O83-086 numaralı fotoğraflar, Mart 1317 (Mart/Nisan 1901) Men lem yu’ğfer fihi febieyyi zaman yuğfer (Bu zamanda bağışlanmayan ne zaman bağışlanacak) konulu Iyd fitr vaa’zı (Ramazan Bayramı Vaazı)’dır (Haşim Öztoprak Arşivi nu. 083-086).

087-090 numaralı fotoğraflar, Iyd-ı edha (Kurban Bayramı) vaazıdır. Vaazda, kurban kesmenin şartlarıyla ilgili hususlar ele alınmıştır (Haşim Öztoprak Arşivi nu. 087-090).

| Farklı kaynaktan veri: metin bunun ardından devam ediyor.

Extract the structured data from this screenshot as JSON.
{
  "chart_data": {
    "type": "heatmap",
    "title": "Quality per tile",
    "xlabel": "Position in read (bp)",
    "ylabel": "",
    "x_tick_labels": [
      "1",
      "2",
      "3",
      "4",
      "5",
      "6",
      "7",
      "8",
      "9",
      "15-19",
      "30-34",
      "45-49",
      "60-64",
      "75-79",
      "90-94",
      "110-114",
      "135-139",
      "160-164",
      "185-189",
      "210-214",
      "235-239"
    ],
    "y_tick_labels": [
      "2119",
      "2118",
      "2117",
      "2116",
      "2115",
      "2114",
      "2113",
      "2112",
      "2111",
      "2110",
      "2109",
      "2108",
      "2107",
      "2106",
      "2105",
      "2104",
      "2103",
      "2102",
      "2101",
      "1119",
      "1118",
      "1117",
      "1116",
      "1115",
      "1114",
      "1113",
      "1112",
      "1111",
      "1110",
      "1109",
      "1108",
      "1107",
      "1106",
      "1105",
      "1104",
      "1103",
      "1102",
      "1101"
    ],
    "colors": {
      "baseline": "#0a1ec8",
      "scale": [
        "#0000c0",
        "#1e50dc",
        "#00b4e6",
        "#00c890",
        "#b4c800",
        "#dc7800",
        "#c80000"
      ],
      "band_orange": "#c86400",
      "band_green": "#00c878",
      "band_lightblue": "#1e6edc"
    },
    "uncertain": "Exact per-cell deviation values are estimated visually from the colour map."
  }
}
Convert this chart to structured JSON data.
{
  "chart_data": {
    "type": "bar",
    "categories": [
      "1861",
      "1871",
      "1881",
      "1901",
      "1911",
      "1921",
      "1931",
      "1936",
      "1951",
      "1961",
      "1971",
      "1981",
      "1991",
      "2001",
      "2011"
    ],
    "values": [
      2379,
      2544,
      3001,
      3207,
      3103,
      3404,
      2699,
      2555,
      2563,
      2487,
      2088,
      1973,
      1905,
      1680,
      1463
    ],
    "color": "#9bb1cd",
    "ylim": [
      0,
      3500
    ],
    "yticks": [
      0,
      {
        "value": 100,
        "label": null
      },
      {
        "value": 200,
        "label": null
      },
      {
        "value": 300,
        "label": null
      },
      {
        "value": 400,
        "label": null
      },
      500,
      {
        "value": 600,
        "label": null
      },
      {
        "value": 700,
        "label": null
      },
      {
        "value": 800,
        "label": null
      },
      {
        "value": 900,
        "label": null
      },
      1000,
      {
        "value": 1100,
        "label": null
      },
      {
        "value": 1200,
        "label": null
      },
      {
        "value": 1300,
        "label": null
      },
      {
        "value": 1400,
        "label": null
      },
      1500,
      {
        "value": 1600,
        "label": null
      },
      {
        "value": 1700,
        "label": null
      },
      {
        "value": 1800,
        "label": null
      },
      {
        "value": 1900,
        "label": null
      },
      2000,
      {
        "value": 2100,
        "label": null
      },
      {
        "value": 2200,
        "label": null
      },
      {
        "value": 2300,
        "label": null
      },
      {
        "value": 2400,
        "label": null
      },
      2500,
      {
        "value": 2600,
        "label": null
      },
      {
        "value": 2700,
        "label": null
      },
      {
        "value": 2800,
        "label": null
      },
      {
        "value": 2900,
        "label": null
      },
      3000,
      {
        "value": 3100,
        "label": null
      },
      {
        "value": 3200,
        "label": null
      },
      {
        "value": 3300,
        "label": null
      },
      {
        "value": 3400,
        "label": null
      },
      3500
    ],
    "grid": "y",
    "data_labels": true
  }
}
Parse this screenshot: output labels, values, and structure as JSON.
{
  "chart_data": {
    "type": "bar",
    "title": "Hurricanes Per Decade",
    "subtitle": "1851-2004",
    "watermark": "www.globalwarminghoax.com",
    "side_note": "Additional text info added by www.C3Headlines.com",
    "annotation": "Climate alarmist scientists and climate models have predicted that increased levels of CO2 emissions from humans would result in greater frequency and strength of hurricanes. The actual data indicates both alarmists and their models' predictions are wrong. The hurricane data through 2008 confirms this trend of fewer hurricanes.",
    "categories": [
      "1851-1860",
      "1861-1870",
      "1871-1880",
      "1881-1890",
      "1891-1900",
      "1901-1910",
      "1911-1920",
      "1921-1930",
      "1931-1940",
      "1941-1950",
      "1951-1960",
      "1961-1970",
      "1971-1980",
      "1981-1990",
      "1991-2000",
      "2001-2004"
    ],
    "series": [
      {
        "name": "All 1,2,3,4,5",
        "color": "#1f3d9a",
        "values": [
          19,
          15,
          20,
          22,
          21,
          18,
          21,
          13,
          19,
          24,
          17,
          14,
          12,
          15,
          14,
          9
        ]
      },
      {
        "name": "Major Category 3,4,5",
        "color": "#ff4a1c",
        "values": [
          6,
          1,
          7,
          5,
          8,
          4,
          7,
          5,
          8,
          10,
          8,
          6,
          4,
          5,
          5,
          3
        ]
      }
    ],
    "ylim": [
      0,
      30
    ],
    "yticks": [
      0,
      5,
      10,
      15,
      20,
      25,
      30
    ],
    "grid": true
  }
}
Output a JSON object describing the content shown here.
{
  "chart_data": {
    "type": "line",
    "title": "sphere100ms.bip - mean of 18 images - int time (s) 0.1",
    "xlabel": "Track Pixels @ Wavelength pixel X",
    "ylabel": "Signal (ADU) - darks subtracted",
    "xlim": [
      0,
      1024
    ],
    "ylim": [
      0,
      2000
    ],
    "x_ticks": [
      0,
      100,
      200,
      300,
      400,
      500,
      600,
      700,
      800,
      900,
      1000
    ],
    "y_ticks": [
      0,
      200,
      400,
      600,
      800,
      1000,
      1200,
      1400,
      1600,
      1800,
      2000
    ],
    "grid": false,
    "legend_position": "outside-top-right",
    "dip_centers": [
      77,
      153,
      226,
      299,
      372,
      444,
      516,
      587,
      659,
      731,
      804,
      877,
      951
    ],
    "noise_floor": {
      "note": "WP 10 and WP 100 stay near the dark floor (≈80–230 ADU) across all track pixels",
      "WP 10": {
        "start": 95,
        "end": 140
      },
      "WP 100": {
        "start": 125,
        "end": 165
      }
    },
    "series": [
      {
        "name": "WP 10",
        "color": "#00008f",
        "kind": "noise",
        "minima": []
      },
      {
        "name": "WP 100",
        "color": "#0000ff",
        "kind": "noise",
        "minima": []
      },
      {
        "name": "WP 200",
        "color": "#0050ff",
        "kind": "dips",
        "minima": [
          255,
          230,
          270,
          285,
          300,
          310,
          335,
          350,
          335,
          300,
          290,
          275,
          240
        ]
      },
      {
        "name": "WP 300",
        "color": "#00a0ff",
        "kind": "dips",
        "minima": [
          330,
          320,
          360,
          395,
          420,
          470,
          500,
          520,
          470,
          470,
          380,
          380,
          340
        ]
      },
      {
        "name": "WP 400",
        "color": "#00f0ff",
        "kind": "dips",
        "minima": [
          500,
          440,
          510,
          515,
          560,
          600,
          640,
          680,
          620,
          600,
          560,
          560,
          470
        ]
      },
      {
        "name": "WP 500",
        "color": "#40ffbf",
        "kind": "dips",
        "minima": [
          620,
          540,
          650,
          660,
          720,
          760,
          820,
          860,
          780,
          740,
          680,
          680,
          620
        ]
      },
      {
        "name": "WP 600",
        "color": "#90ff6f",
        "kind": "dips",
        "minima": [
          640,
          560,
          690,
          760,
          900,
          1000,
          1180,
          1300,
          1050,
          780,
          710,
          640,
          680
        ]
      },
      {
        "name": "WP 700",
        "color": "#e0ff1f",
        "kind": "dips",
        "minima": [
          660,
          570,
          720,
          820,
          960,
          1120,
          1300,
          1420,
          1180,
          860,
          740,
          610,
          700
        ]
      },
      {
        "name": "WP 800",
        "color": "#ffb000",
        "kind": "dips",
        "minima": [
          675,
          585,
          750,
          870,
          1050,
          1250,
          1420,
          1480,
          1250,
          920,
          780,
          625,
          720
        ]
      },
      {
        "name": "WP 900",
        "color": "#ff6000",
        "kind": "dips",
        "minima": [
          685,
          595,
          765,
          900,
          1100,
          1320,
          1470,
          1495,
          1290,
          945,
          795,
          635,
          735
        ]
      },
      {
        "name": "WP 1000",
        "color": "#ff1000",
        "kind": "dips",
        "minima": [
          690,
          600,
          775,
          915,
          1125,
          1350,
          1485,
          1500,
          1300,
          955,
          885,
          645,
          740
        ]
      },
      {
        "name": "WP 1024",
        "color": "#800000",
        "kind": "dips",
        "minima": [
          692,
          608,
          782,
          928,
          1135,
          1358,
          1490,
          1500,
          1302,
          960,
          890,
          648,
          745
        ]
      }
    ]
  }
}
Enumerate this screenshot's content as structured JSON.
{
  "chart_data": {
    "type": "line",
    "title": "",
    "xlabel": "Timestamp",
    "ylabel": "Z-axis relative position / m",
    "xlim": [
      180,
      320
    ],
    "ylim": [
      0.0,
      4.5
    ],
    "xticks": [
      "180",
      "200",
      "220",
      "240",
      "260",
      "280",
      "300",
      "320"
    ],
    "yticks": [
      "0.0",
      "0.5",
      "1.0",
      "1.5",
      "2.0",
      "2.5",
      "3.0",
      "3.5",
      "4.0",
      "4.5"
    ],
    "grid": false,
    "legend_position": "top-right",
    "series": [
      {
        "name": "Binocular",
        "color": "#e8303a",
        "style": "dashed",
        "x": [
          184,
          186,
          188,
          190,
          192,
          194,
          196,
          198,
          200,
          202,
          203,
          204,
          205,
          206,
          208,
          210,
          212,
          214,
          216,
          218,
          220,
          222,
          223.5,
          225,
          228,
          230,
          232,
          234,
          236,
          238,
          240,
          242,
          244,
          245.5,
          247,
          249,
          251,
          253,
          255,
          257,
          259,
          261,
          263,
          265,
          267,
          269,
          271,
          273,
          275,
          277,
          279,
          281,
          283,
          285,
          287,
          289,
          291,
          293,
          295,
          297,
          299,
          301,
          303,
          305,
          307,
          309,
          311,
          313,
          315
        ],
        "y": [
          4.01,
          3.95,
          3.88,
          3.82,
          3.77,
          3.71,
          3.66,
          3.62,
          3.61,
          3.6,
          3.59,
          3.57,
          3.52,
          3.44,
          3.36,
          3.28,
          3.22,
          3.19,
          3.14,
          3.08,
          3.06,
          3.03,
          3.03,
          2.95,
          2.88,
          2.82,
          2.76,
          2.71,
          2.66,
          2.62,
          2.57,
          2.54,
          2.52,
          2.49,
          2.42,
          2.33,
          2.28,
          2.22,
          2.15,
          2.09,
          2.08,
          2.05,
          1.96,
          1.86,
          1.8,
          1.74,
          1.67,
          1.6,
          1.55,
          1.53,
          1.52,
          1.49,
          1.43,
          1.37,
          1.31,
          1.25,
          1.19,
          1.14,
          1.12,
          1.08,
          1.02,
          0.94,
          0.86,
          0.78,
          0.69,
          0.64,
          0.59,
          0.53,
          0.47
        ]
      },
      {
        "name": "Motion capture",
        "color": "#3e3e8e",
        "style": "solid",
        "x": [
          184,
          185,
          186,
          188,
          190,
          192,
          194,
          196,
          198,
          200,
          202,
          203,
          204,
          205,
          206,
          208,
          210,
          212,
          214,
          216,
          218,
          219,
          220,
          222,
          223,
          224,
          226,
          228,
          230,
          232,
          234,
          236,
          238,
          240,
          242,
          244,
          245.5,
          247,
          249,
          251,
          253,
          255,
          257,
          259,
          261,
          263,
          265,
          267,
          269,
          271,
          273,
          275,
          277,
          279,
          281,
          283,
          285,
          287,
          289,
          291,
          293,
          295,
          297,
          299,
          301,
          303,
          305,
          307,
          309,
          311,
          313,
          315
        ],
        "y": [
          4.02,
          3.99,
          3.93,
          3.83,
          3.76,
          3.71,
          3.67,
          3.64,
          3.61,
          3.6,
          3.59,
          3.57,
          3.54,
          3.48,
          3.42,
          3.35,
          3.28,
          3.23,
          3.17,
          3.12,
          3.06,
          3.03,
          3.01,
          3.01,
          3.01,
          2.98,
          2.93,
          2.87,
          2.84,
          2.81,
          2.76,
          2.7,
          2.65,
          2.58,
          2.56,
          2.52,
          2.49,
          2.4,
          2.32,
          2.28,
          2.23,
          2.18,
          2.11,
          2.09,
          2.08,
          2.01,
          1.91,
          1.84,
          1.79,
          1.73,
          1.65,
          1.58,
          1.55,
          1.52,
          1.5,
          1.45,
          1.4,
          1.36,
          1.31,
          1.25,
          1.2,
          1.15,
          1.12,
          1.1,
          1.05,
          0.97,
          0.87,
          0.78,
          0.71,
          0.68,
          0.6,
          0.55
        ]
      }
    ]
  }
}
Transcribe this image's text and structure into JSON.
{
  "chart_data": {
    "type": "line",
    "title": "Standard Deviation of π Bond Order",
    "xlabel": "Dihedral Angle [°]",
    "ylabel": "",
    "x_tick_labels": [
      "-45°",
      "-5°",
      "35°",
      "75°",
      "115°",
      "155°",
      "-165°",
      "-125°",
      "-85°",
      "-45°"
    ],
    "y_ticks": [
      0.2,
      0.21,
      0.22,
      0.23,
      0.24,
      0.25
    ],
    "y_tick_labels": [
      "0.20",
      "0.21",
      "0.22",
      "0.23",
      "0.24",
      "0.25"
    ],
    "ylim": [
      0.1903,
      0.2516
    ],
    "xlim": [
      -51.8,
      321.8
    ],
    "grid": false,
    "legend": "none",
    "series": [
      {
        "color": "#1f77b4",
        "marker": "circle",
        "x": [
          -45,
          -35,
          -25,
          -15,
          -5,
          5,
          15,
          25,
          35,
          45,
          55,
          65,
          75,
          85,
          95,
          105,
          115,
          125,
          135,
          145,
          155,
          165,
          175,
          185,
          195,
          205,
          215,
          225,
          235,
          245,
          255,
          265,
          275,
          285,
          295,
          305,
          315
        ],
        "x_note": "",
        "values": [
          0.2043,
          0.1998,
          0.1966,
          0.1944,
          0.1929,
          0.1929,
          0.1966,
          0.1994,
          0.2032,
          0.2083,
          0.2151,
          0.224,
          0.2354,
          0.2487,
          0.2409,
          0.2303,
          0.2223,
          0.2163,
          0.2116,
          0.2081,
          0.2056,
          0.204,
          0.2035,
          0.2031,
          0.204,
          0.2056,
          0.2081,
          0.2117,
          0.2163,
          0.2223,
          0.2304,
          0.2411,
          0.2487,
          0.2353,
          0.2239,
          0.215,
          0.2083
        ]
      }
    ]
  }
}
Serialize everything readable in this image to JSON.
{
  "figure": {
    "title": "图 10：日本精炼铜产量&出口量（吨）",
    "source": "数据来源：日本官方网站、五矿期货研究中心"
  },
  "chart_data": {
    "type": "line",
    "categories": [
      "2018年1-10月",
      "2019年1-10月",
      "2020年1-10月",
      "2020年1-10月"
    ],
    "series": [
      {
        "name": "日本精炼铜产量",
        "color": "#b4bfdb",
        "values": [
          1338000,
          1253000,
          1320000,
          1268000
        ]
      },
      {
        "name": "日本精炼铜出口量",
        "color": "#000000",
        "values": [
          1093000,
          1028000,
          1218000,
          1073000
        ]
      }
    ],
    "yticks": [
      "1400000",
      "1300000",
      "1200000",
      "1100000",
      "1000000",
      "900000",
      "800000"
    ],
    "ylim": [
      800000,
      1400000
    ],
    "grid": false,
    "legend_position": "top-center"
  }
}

091-097 numaralı fotoğraflar, Tatarlı köylülerinin Arızlı mevkiinde İlegüp köylülerine saldırmaları, ellerindeki zirai ürünleri gasb etmeleriyle ilgili Uluborlu Mahkemesine verilen 7 Eylül 1905 tarihli iki sayfadan oluşan dilekçedir. Bu belge, Veli Baba Dergahı ile ilgili belgeler arasında Uluğbey ve çevresinde yaşanan toplumsal olaylarla ilgili belgelerin de mevcut olduğunu göstermektedir. 26 Ağustos 1905 tarihinde Uluğbey köyü halkından bazıları kendi köyleri sınırı dahilinde Arız oğlu mevkiinde tarlalarında çalışırken, Tatarlı köyünden kadın ve erkeklerden oluşan yirmi kişilik bir grubun saldırısına uğramışlar; ellerindeki zirai ürünleri saldırgan grup zorla almıştır. Saldırgan gruptan Hatice isimli bir kadın yanında bulunan çocuğu “yere çarpıp, bunu öldürür, sizi öldürdü diye şikayetçi olurum” demiş. Araya giren Senirkent halkından bazıları olayın daha fazla büyümesini önlemişlerdir. Tatarlı köyünden kalabalık bir grup ertesi günü 27 Ağustos 1905 tarihinde mahkemeye gelerek darp edildikleri gerekçesiyle davacı olmuşlardır. Dört gün sonra yanlarında getirdikleri bir çocuk cenazesinin, olay günü darp edilerek öldüğünü iddia etmişlerdir. Bir kısmı da Sandıklı mahkemesinde Uluğbey köylüleri hakkında dava açmışlardır. Uluborlu kazası mahkemesine verilen söz konusu dilekçede, daha önce Uluğbey köyünden bir kişiyi öldüren ve bazılarını yaralayan Tatarlı köyü ileri gelenlerinden bazılarının tutuklandıkları da belirtilmiştir. Dava konusu olayın Uluborlu kazası sınırları dahilinde meydana geldiği için, Sandıklı mahkemesinde dava açılmasının yanlış olduğu, mahkemenin Uluborlu kazasında görülmesini talep edilmiştir (EKLER: Belge-1 Haşim Öztoprak Arşivi nu. 091,092,093,094,95,96,97).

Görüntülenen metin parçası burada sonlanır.